Spiceworks, an IT-oriented social network, put the average SMB technology budget at $132,000 this year, compared with $121,770 in mid-2010. That's the largest percentage increase in spending plans in more than 18 months. Also of note: Just 19% of respondents reported shrinking IT budgets, down from 31% in a similar study that Spiceworks conducted in 2009. Meanwhile, 31% of SMBs plan to hire IT staff in the next 18 months.

"Budgets are looking really strong," Ted Nitka, director of business development at Spiceworks, said in an interview. "The big thing that we've seen in the staffing to support the budgetary increases is that about 15% or so -- which is a huge increase from what we've ever seen in the past -- is going to be part-time or flexible-force staffing."

Businesses with fewer than 20 total employees appear particularly eager to add IT staff -- 33% said they're hiring. About 17% of companies with between 20 and 99 workers are posting help wanted signs, and 18% of firms with more than 100 people plan to increase their IT departments.

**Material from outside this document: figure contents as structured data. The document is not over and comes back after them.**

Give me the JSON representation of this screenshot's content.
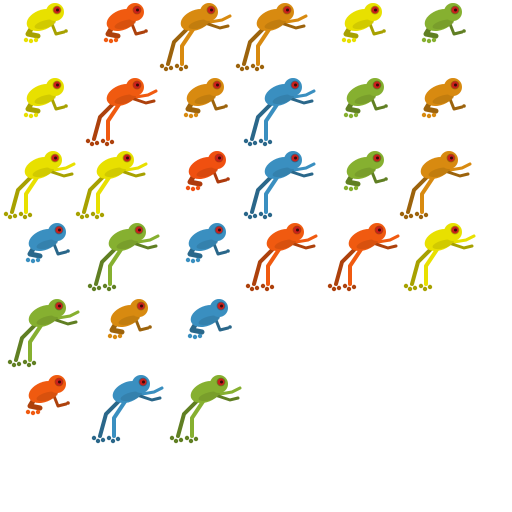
{
  "sprites": [
    {
      "color": "#e8e000"
    },
    {
      "color": "#f05a10"
    },
    {
      "color": "#d88a10"
    },
    {
      "color": "#d88a10"
    },
    {
      "color": "#e8e000"
    },
    {
      "color": "#86b030"
    },
    {
      "color": "#e8e000"
    },
    {
      "color": "#f05a10"
    },
    {
      "color": "#d88a10"
    },
    {
      "color": "#3a8fc0"
    },
    {
      "color": "#86b030"
    },
    {
      "color": "#d88a10"
    },
    {
      "color": "#e8e000"
    },
    {
      "color": "#e8e000"
    },
    {
      "color": "#f05010"
    },
    {
      "color": "#3a8fc0"
    },
    {
      "color": "#86b030"
    },
    {
      "color": "#d88a10"
    },
    {
      "color": "#3a8fc0"
    },
    {
      "color": "#86b030"
    },
    {
      "color": "#3a8fc0"
    },
    {
      "color": "#f05a10"
    },
    {
      "color": "#f05a10"
    },
    {
      "color": "#e8e000"
    },
    {
      "color": "#86b030"
    },
    {
      "color": "#d88a10"
    },
    {
      "color": "#3a8fc0"
    },
    {
      "color": "#f05a10"
    },
    {
      "color": "#3a8fc0"
    },
    {
      "color": "#86b030"
    }
  ]
}
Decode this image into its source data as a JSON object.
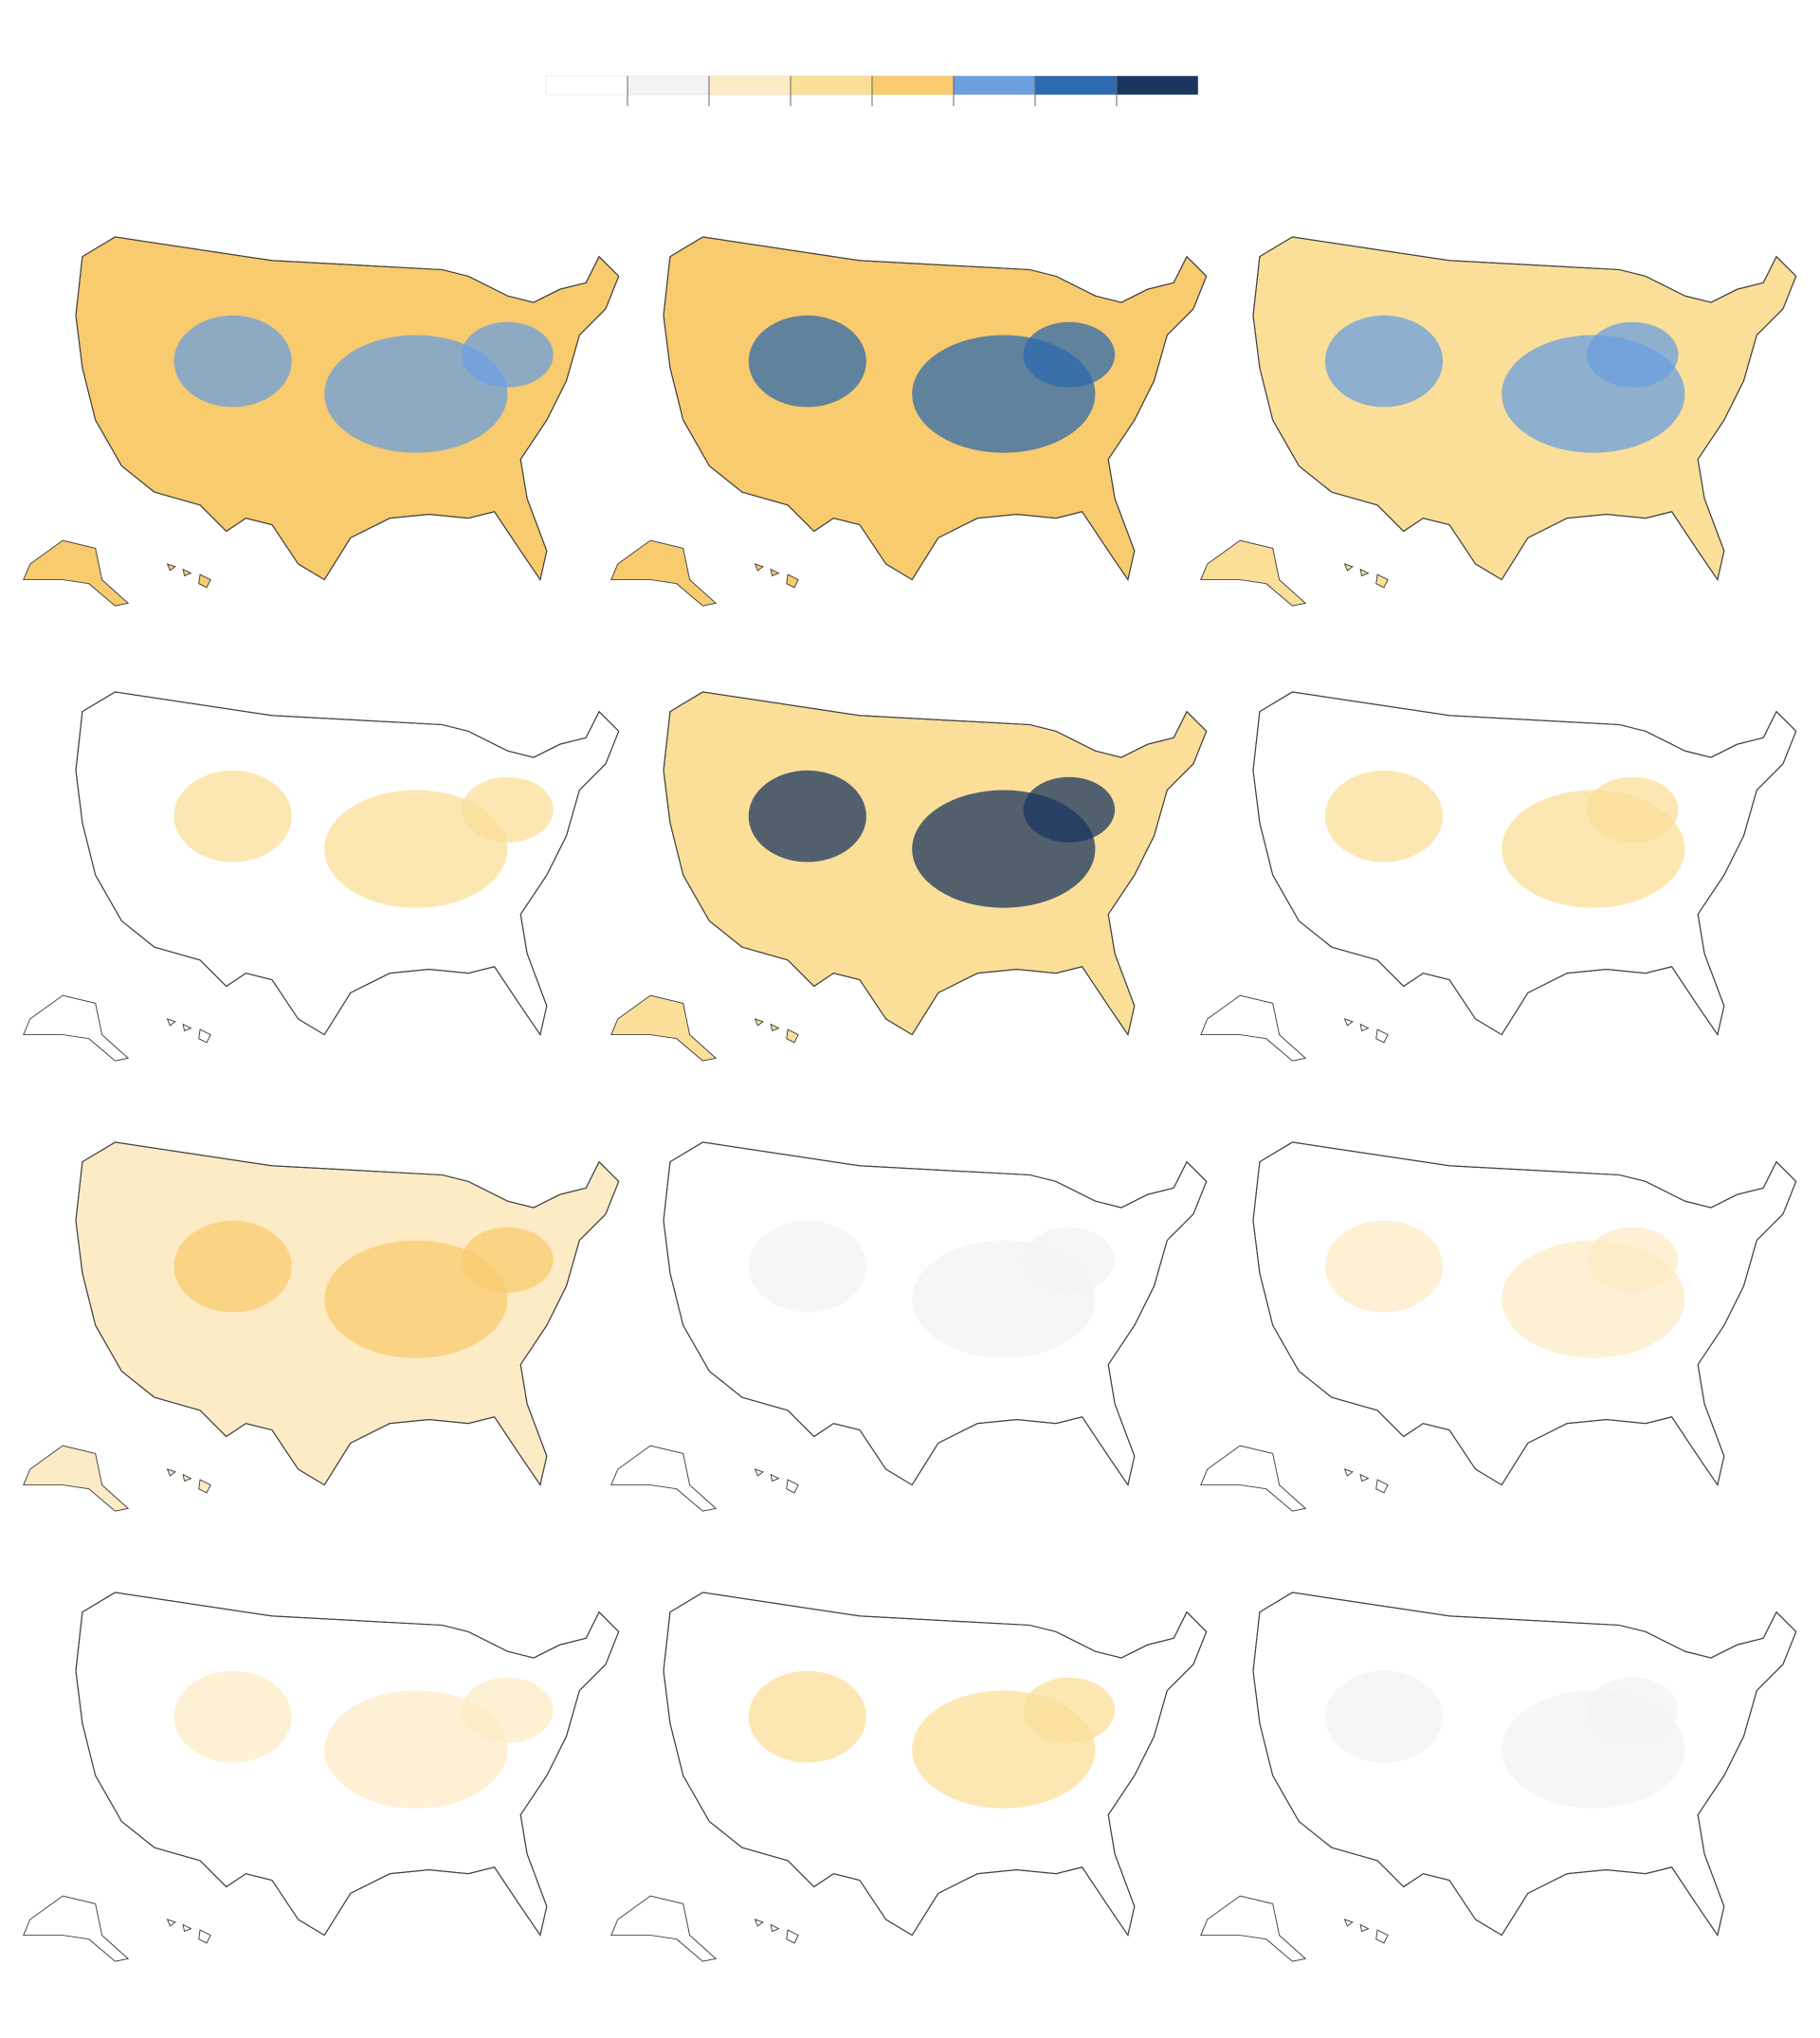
{
  "legend": {
    "colors": [
      "#ffffff",
      "#f3f3f5",
      "#fdebc6",
      "#fbdf98",
      "#f8cb6e",
      "#6b9fe0",
      "#2d6aae",
      "#1a3560"
    ]
  },
  "maps": [
    {
      "fill": "#f8cb6e",
      "accent": "#6b9fe0"
    },
    {
      "fill": "#f8cb6e",
      "accent": "#2d6aae"
    },
    {
      "fill": "#fbdf98",
      "accent": "#6b9fe0"
    },
    {
      "fill": "#ffffff",
      "accent": "#fbdf98"
    },
    {
      "fill": "#fbdf98",
      "accent": "#1a3560"
    },
    {
      "fill": "#ffffff",
      "accent": "#fbdf98"
    },
    {
      "fill": "#fdebc6",
      "accent": "#f8cb6e"
    },
    {
      "fill": "#ffffff",
      "accent": "#f3f3f5"
    },
    {
      "fill": "#ffffff",
      "accent": "#fdebc6"
    },
    {
      "fill": "#ffffff",
      "accent": "#fdebc6"
    },
    {
      "fill": "#ffffff",
      "accent": "#fbdf98"
    },
    {
      "fill": "#ffffff",
      "accent": "#f3f3f5"
    }
  ]
}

As both the IT budgets and staffs of SMBs grow, so do their use of cloud and hosted services. Spiceworks makes this distinction between the terms, which tend to be used interchangeably. Hosted means a single service on a single dedicated server -- in other words, the customer could walk into the data center and point to their server and say "mine." Cloud services, on the other hand, mean they're spread across multiple shared servers.

Around 28% of SMBs in the survey said they're using cloud services, double the rate reported in a similar survey Spiceworks conducted in mid-2010. The company projected cloud adoption to hit 42% by mid-2011. Web hosting topped the list of cloud services -- 39% of SMBs host their websites in the cloud, with another 14% planning to do so by midyear. Email (32%), backup and recovery (25%), and applications (29%) were also popular.

Dedicated hosted services, on the other hand, accounted for almost one-fourth of IT budgets. About 65% of SMBs will add, upgrade, or renew hosted services in 2011, according to Spiceworks. Email was a shining star -- two in five SMBs plan to purchase, upgrade, or renew hosted service this year.

With additional human and financial resources in the fold, SMBs are also embarking on virtualization projects in greater numbers, with 54% reporting some form of virtualization already in production and another 20% planning to deploy the technology by the middle of 2011. The current adoption rate represents only a small uptick from a similar poll in mid-2010, but Nitka noted that at the time 68% of respondents had said their environment would be at least partially virtualized by the end of last year.

"More people were planning on using it, but they just either never got around to it or their budgets didn't permit them do it," Nitka said. "The planned use of virtualization being at 74% reflects both people who are new to virtualization as well as that pent-up demand."

The Spiceworks survey included 3,000 IT professionals worldwide at companies with fewer than 1,000 employees. The average IT staff size among respondents was three full-time people. Nitka said that increasing adoption of cloud and hosted services -- as well as the apparent rise in part-time IT hiring -- points to SMB owners and managers who are ready to invest in new technologies but worried about knowledge gaps and overstaffing.

"That shows to us a deeper level of awareness and expertise [among SMBs] in saying: 'I want to tightly manage my IT environment in such a fashion that I'm not overstaffed and at risk of being a glut on the business,'" Nitka said.